1/9/2016 10:59:23 AM

US condemns Israel expanding West Bank settlement bloc
State Department says adjoining compound to Gush Etzion will ‘only make achieving a two-state solution more difficult’
January 9, 2016, 12:53 am


State Department Spokesman John Kirby speaks during the daily briefing at the State Department on January 6, 2015 in Washington, DC. (AFP PHOTO/MANDEL NGAN)


JERUSALEM (AP) — The U.S. State Department on Friday condemned Israel's decision to expand the boundary of an existing West Bank settlement bloc, saying it hinders attempts to reach a peace agreement with the Palestinians.

Israel's defense ministry in late December added a compound in the West Bank to the jurisdiction of the Gush Etzion regional council, near Jerusalem.

State Department John Kirby said Friday that "continued settlement activity and expansion raises honest questions about Israel's long-term intentions and will only make achieving a two state solution much more difficult." He added that the United States remains "deeply concerned" about the move, "which effectively creates a new settlement on 10 acres in the West Bank."

The Palestinians claim the West Bank, along with east Jerusalem, as parts of their future state. They consider all Israeli construction there to be illegal — a position that is backed by the international community. Israel says settlements along with other core issues like security should be agreed upon in peace talks.

Negotiations collapsed in 2014, in part over the issue of settlements.

The compound at Gush Etzion is located south of a junction that has been scene to multiple attacks by Palestinians against civilians and soldiers over the past three and a half months.

Hagit Ofran of the Israeli anti-settlement group Peace Now said a settler group bought the compound legally from a church in Sweden. She said it was not clear when people would move in.

"Now the compound is part of the municipality, so it is official," she said, adding that since it no does not belong to any specific existing settlement, her group is calling it "a new settlement."

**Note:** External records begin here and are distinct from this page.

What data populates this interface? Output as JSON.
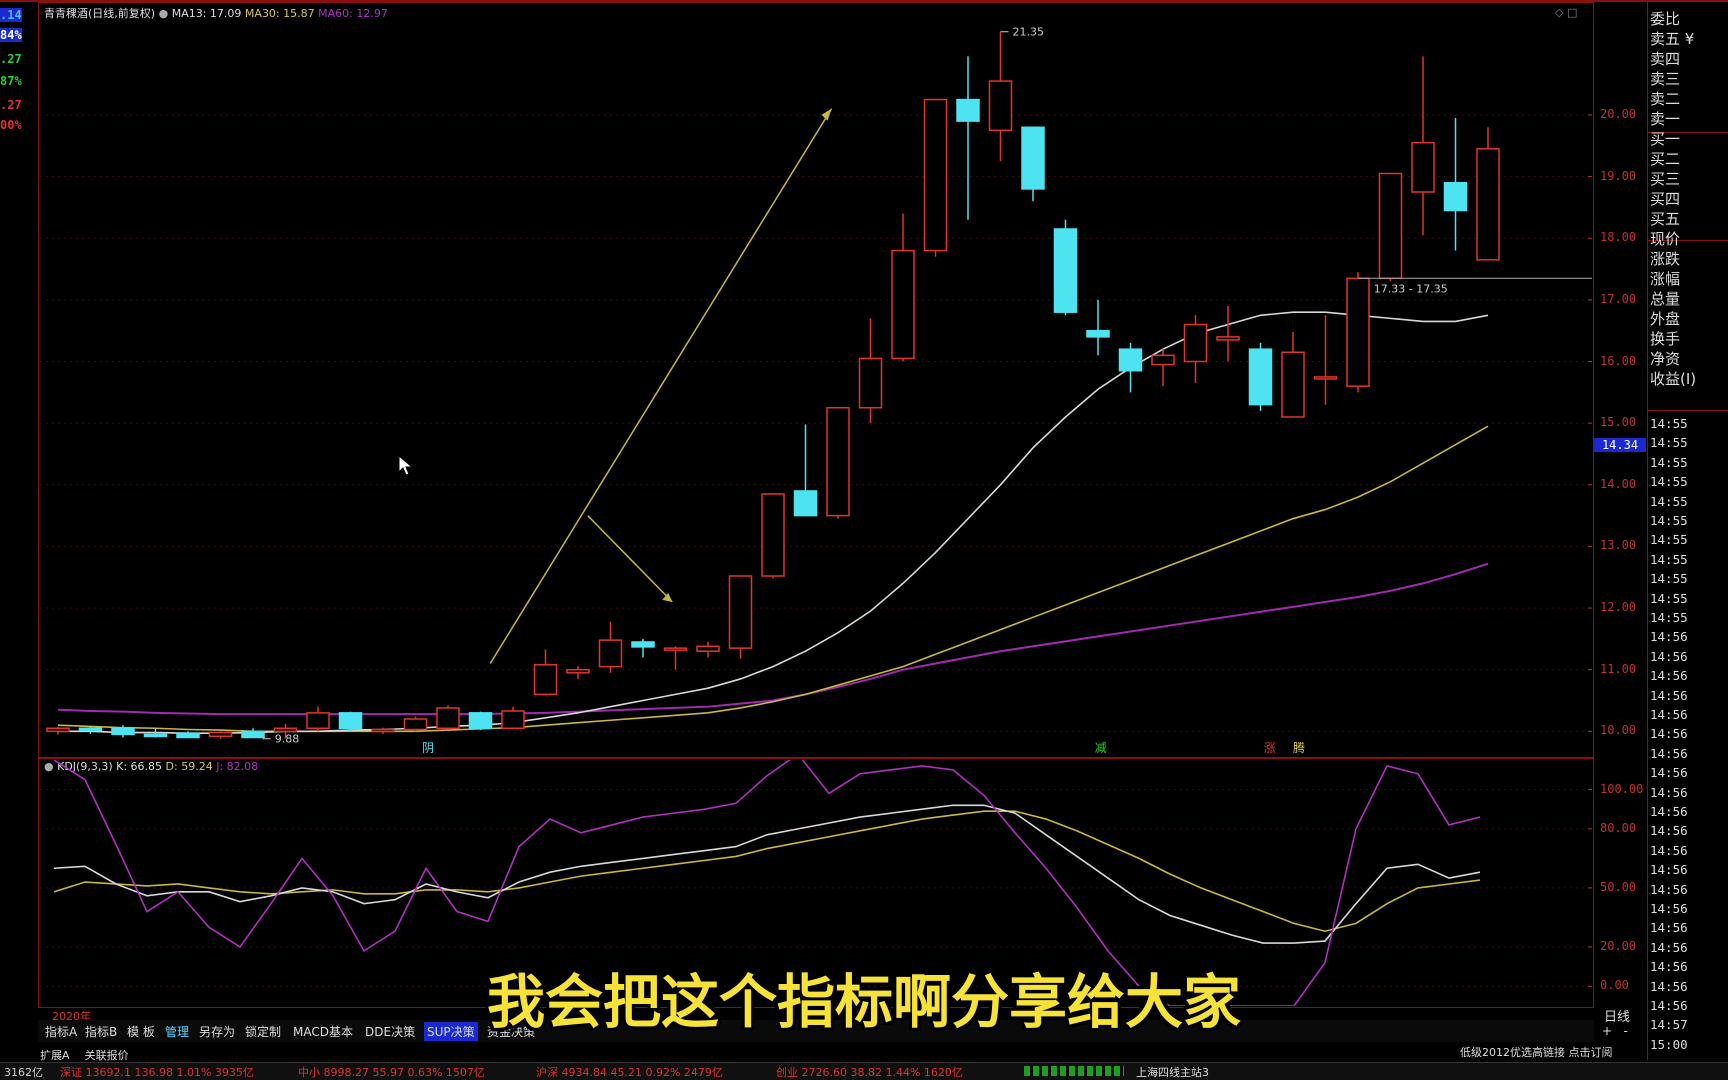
{
  "chart_header": {
    "title": "青青稞酒(日线,前复权)",
    "ma13_label": "MA13: 17.09",
    "ma30_label": "MA30: 15.87",
    "ma60_label": "MA60: 12.97"
  },
  "left_strip": {
    "values": [
      ".14",
      "84%",
      ".27",
      "87%",
      ".27",
      "00%"
    ]
  },
  "annotations": {
    "high_label": "21.35",
    "low_label": "9.88",
    "range_label": "17.33 - 17.35",
    "marker_a": "阴",
    "marker_b": "减",
    "marker_c": "涨",
    "marker_d": "腾",
    "year_label": "2020年",
    "cursor_price": "14.34"
  },
  "price_axis": {
    "ticks": [
      "20.00",
      "19.00",
      "18.00",
      "17.00",
      "16.00",
      "15.00",
      "14.00",
      "13.00",
      "12.00",
      "11.00",
      "10.00"
    ]
  },
  "kdj_header": {
    "name": "KDJ(9,3,3)",
    "k_label": "K: 66.85",
    "d_label": "D: 59.24",
    "j_label": "J: 82.08"
  },
  "kdj_axis": {
    "ticks": [
      "100.00",
      "80.00",
      "50.00",
      "20.00",
      "0.00"
    ]
  },
  "right_panel": {
    "items": [
      "委比",
      "卖五 ¥",
      "卖四",
      "卖三",
      "卖二",
      "卖一",
      "买一",
      "买二",
      "买三",
      "买四",
      "买五",
      "现价",
      "涨跌",
      "涨幅",
      "总量",
      "外盘",
      "换手",
      "净资",
      "收益(I)"
    ],
    "times": [
      "14:55",
      "14:55",
      "14:55",
      "14:55",
      "14:55",
      "14:55",
      "14:55",
      "14:55",
      "14:55",
      "14:55",
      "14:55",
      "14:56",
      "14:56",
      "14:56",
      "14:56",
      "14:56",
      "14:56",
      "14:56",
      "14:56",
      "14:56",
      "14:56",
      "14:56",
      "14:56",
      "14:56",
      "14:56",
      "14:56",
      "14:56",
      "14:56",
      "14:56",
      "14:56",
      "14:56",
      "14:57",
      "15:00"
    ],
    "period_label": "日线"
  },
  "bottom_tabs": [
    "指标A",
    "指标B",
    "模 板",
    "管理",
    "另存为",
    "锁定制",
    "MACD基本",
    "DDE决策",
    "SUP决策",
    "资金决策"
  ],
  "bottom_row2": [
    "扩展A",
    "关联报价"
  ],
  "status_bar": {
    "item1": "3162亿",
    "item2": "深证 13692.1 136.98 1.01% 3935亿",
    "item3": "中小 8998.27 55.97 0.63% 1507亿",
    "item4": "沪深 4934.84 45.21 0.92% 2479亿",
    "item5": "创业 2726.60 38.82 1.44% 1620亿",
    "item6": "上海四线主站3",
    "item7": "低级2012优选高链接 点击订阅"
  },
  "subtitle": "我会把这个指标啊分享给大家",
  "chart_data": {
    "type": "candlestick",
    "ylim": [
      9.6,
      21.8
    ],
    "candles": [
      {
        "o": 10.0,
        "h": 10.07,
        "l": 9.95,
        "c": 10.05
      },
      {
        "o": 10.05,
        "h": 10.08,
        "l": 9.96,
        "c": 10.03
      },
      {
        "o": 10.05,
        "h": 10.1,
        "l": 9.9,
        "c": 9.95
      },
      {
        "o": 9.95,
        "h": 10.06,
        "l": 9.9,
        "c": 9.92
      },
      {
        "o": 9.97,
        "h": 10.0,
        "l": 9.9,
        "c": 9.9
      },
      {
        "o": 9.92,
        "h": 10.0,
        "l": 9.88,
        "c": 9.98
      },
      {
        "o": 10.0,
        "h": 10.05,
        "l": 9.9,
        "c": 9.9
      },
      {
        "o": 10.0,
        "h": 10.12,
        "l": 9.88,
        "c": 10.05
      },
      {
        "o": 10.05,
        "h": 10.4,
        "l": 10.0,
        "c": 10.3
      },
      {
        "o": 10.3,
        "h": 10.32,
        "l": 10.0,
        "c": 10.05
      },
      {
        "o": 10.0,
        "h": 10.06,
        "l": 9.96,
        "c": 10.03
      },
      {
        "o": 10.03,
        "h": 10.24,
        "l": 10.0,
        "c": 10.2
      },
      {
        "o": 10.05,
        "h": 10.42,
        "l": 10.05,
        "c": 10.38
      },
      {
        "o": 10.3,
        "h": 10.32,
        "l": 10.02,
        "c": 10.05
      },
      {
        "o": 10.05,
        "h": 10.4,
        "l": 10.05,
        "c": 10.33
      },
      {
        "o": 10.6,
        "h": 11.33,
        "l": 10.58,
        "c": 11.08
      },
      {
        "o": 10.95,
        "h": 11.06,
        "l": 10.85,
        "c": 11.0
      },
      {
        "o": 11.05,
        "h": 11.78,
        "l": 10.95,
        "c": 11.48
      },
      {
        "o": 11.45,
        "h": 11.5,
        "l": 11.2,
        "c": 11.37
      },
      {
        "o": 11.35,
        "h": 11.38,
        "l": 11.0,
        "c": 11.35
      },
      {
        "o": 11.3,
        "h": 11.45,
        "l": 11.2,
        "c": 11.38
      },
      {
        "o": 11.35,
        "h": 11.95,
        "l": 11.18,
        "c": 12.52
      },
      {
        "o": 12.52,
        "h": 12.52,
        "l": 12.48,
        "c": 13.85
      },
      {
        "o": 13.9,
        "h": 14.98,
        "l": 13.5,
        "c": 13.5
      },
      {
        "o": 13.5,
        "h": 15.25,
        "l": 13.45,
        "c": 15.25
      },
      {
        "o": 15.25,
        "h": 16.7,
        "l": 15.0,
        "c": 16.05
      },
      {
        "o": 16.05,
        "h": 18.4,
        "l": 16.0,
        "c": 17.8
      },
      {
        "o": 17.8,
        "h": 20.25,
        "l": 17.7,
        "c": 20.25
      },
      {
        "o": 20.25,
        "h": 20.95,
        "l": 18.3,
        "c": 19.9
      },
      {
        "o": 19.75,
        "h": 21.35,
        "l": 19.25,
        "c": 20.55
      },
      {
        "o": 19.8,
        "h": 19.8,
        "l": 18.6,
        "c": 18.8
      },
      {
        "o": 18.15,
        "h": 18.3,
        "l": 16.75,
        "c": 16.8
      },
      {
        "o": 16.5,
        "h": 17.0,
        "l": 16.1,
        "c": 16.4
      },
      {
        "o": 16.2,
        "h": 16.3,
        "l": 15.5,
        "c": 15.85
      },
      {
        "o": 15.95,
        "h": 16.2,
        "l": 15.6,
        "c": 16.1
      },
      {
        "o": 16.0,
        "h": 16.75,
        "l": 15.65,
        "c": 16.6
      },
      {
        "o": 16.35,
        "h": 16.9,
        "l": 16.0,
        "c": 16.4
      },
      {
        "o": 16.2,
        "h": 16.3,
        "l": 15.2,
        "c": 15.3
      },
      {
        "o": 15.1,
        "h": 16.48,
        "l": 15.1,
        "c": 16.15
      },
      {
        "o": 15.75,
        "h": 16.75,
        "l": 15.3,
        "c": 15.75
      },
      {
        "o": 15.6,
        "h": 17.45,
        "l": 15.5,
        "c": 17.35
      },
      {
        "o": 17.35,
        "h": 19.05,
        "l": 17.3,
        "c": 19.05
      },
      {
        "o": 18.75,
        "h": 20.95,
        "l": 18.05,
        "c": 19.55
      },
      {
        "o": 18.9,
        "h": 19.95,
        "l": 17.8,
        "c": 18.45
      },
      {
        "o": 17.65,
        "h": 19.8,
        "l": 17.65,
        "c": 19.45
      }
    ],
    "ma13": [
      10.0,
      10.0,
      9.98,
      9.98,
      9.97,
      9.97,
      9.98,
      10.0,
      10.0,
      10.02,
      10.03,
      10.05,
      10.08,
      10.1,
      10.14,
      10.22,
      10.3,
      10.4,
      10.5,
      10.6,
      10.7,
      10.85,
      11.05,
      11.3,
      11.6,
      11.95,
      12.4,
      12.9,
      13.45,
      14.0,
      14.6,
      15.1,
      15.55,
      15.9,
      16.2,
      16.45,
      16.6,
      16.75,
      16.8,
      16.8,
      16.75,
      16.7,
      16.65,
      16.65,
      16.75
    ],
    "ma30": [
      10.1,
      10.08,
      10.06,
      10.05,
      10.03,
      10.02,
      10.0,
      10.0,
      10.0,
      10.0,
      10.0,
      10.0,
      10.02,
      10.04,
      10.06,
      10.1,
      10.14,
      10.18,
      10.22,
      10.26,
      10.3,
      10.38,
      10.48,
      10.6,
      10.75,
      10.9,
      11.05,
      11.25,
      11.45,
      11.65,
      11.85,
      12.05,
      12.25,
      12.45,
      12.65,
      12.85,
      13.05,
      13.25,
      13.45,
      13.6,
      13.8,
      14.05,
      14.35,
      14.65,
      14.95
    ],
    "ma60": [
      10.35,
      10.33,
      10.32,
      10.3,
      10.29,
      10.28,
      10.28,
      10.28,
      10.28,
      10.28,
      10.28,
      10.28,
      10.28,
      10.28,
      10.29,
      10.3,
      10.32,
      10.34,
      10.36,
      10.38,
      10.4,
      10.45,
      10.5,
      10.6,
      10.72,
      10.85,
      11.0,
      11.1,
      11.2,
      11.3,
      11.38,
      11.46,
      11.54,
      11.62,
      11.7,
      11.78,
      11.86,
      11.94,
      12.02,
      12.1,
      12.18,
      12.28,
      12.4,
      12.55,
      12.72
    ],
    "kdj": {
      "ylim": [
        -10,
        115
      ],
      "K": [
        60,
        61,
        52,
        46,
        48,
        48,
        43,
        46,
        50,
        48,
        42,
        44,
        52,
        48,
        45,
        53,
        58,
        61,
        63,
        65,
        67,
        69,
        71,
        77,
        80,
        83,
        86,
        88,
        90,
        92,
        92,
        88,
        77,
        66,
        55,
        44,
        36,
        31,
        26,
        22,
        22,
        23,
        42,
        60,
        62,
        55,
        58
      ],
      "D": [
        48,
        53,
        52,
        51,
        52,
        50,
        48,
        47,
        48,
        49,
        47,
        47,
        49,
        49,
        48,
        50,
        53,
        56,
        58,
        60,
        62,
        64,
        66,
        70,
        73,
        76,
        79,
        82,
        85,
        87,
        89,
        89,
        85,
        79,
        72,
        65,
        57,
        50,
        44,
        38,
        32,
        28,
        32,
        42,
        50,
        52,
        54
      ],
      "J": [
        115,
        105,
        72,
        38,
        48,
        30,
        20,
        42,
        65,
        46,
        18,
        28,
        60,
        38,
        33,
        71,
        85,
        78,
        82,
        86,
        88,
        90,
        93,
        107,
        118,
        98,
        108,
        110,
        112,
        110,
        97,
        78,
        60,
        40,
        18,
        0,
        -10,
        -10,
        -10,
        -10,
        -10,
        12,
        80,
        112,
        108,
        82,
        86
      ]
    }
  }
}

The move came amid near-daily Palestinian attacks on Israeli civilians and soldiers that killed 21 people mostly in stabbings, shootings and car-ramming assaults. At least 134 Palestinians died by Israeli fire, including 93 said by Israel to be attackers. The rest were killed in clashes with troops.

Israel says the bloodshed is fueled by a Palestinian campaign of incitement. Palestinians say it stems from frustration over lack of hope in obtaining statehood.


"Choose a job you love and you will not have to work a day in your life" (Confucius)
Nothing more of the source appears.